Wednesday, July 22, 2015

See through another's eyes

I love me some Pinterest!  I usually scroll through it at night before bed.  It's my go to for new recipes and projects.  But the other night a Pin popped up in my feed/suggested for you that made my stomach upset.

 

I'm going to be honest, before this past school year I would have thought these pins were super cute.  I probably thought they were excellent classroom resources.  But this past year changed everything.

I share openly about my son B, who is autistic.  He has changed my thinking on so many things.  He's autistic and very verbal.  Sometimes he's very self aware.  Always he's extremely literal.  Let me tell you a story...

In December, B's class had a Polar Express party scheduled.  Kids were going to wear their pajamas, drink hot chocolate, eat snacks and watch the movie.  The movie came on TV a few days before the party.  B was sitting at the kitchen table playing.   
I said "B, Polar Express is on TV. You're having a Polar Express party Friday.  Want to watch the movie with me?" 
"No Momma.  I'm not going to the party. I don't want to watch." 
"What do you mean you're not going to the party?" 
"My teacher says only hard workers are going to the party.  I'm not going." 
"What were you doing when she said that?" 
"I wasn't working hard.  I'm not a hard worker. I'm not going." 
I reached out to the teacher.  She assured me that B was going to the party.  I explained to her that he had taken her words VERY literally. After the conversation, I reflected on how many times I've said something similar to my students.  About a million! 

When I saw these posters, I immediately thought of B and other kids who take things literally.  And it broke my heart.  I can't imagine sitting in a classroom, knowing that I do some of those things.  Believing that my behavior makes me bad.  Makes me a peacebreaker or a bucket dripper.  Additionally, some of the things on both negative sides of the posters describe things that B does mid-meltdown.  Things he has very little control over.

Kids on the Autism spectrum have enough trouble handling super busy, highly decorated classrooms and making friends.  Can we PLEASE not give them negative labels?  Can we PLEASE not give other students names to call them?
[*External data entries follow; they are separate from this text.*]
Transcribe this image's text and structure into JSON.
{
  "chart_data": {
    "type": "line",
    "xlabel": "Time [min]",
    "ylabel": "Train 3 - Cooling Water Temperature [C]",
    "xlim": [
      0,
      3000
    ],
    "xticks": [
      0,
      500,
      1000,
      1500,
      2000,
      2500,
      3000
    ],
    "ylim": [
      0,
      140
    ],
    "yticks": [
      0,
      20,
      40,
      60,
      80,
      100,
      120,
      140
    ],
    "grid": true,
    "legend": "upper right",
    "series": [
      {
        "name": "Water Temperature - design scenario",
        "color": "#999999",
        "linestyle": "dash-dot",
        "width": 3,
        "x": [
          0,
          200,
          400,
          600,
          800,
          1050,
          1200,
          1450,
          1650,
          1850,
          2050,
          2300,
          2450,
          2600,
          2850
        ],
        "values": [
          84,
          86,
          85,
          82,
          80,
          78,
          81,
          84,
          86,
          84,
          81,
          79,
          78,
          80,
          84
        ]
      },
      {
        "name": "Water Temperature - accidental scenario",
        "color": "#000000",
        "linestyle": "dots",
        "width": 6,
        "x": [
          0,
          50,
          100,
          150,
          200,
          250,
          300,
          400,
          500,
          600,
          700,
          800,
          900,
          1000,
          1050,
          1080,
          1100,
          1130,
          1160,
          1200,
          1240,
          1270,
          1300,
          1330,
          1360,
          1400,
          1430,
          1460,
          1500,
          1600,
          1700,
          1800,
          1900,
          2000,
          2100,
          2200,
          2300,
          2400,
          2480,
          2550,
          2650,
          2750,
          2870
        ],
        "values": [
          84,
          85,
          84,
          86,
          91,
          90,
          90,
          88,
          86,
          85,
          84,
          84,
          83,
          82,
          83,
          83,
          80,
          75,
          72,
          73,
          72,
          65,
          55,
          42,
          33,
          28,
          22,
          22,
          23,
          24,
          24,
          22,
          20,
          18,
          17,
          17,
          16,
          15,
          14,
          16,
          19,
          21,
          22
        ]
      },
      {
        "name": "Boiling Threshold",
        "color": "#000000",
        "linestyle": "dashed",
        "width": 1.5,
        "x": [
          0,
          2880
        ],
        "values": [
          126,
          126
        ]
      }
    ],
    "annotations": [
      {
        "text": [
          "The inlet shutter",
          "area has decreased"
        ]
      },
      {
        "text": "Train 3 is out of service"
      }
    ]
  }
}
Can we PLEASE see through another's eyes?

Prior to writing this post, I was familiar with the No David! books that the Peacemakers/Peacebreakers poster is based on.  But I wasn't familiar with Bucket Fillers/Drippers.  I researched it and found this interesting article.  Here's my favorite part of the article.


Did you catch that? We can not add to ourselves by taking away from another.  Let's model this for kids.

To be clear, I have no problem with the positive sides of these posters.  I think being Peacemakers and Bucket Fillers are awesome things.  We need to teach kids how to do these things.  We just do NOT need to teach kids that some kids are bad.  Let's seek to teach compassion. Please stop shaming kids into behaving.

Along those lines, I have not linked to the original posts nor the pins.  I have no interest in shaming anyone for their use of these posters.  I am simply asking teachers to see through another's eyes, to empathize with how these posters can be perceived by kids.   I am attempting to reach out to the creators privately to ask them to consider another point of view.

Update: I received a very quick response from one creator.  She was extremely gracious.  She shared that she takes each year's specific class into consideration when determining her classroom management.  The peacemaker approached worked for the group of kids she had that year.  In the years since, she's adjusted based on the kids in her class.  That's all anyone can ask for! I appreciate her heartfelt response and her willingness to listen!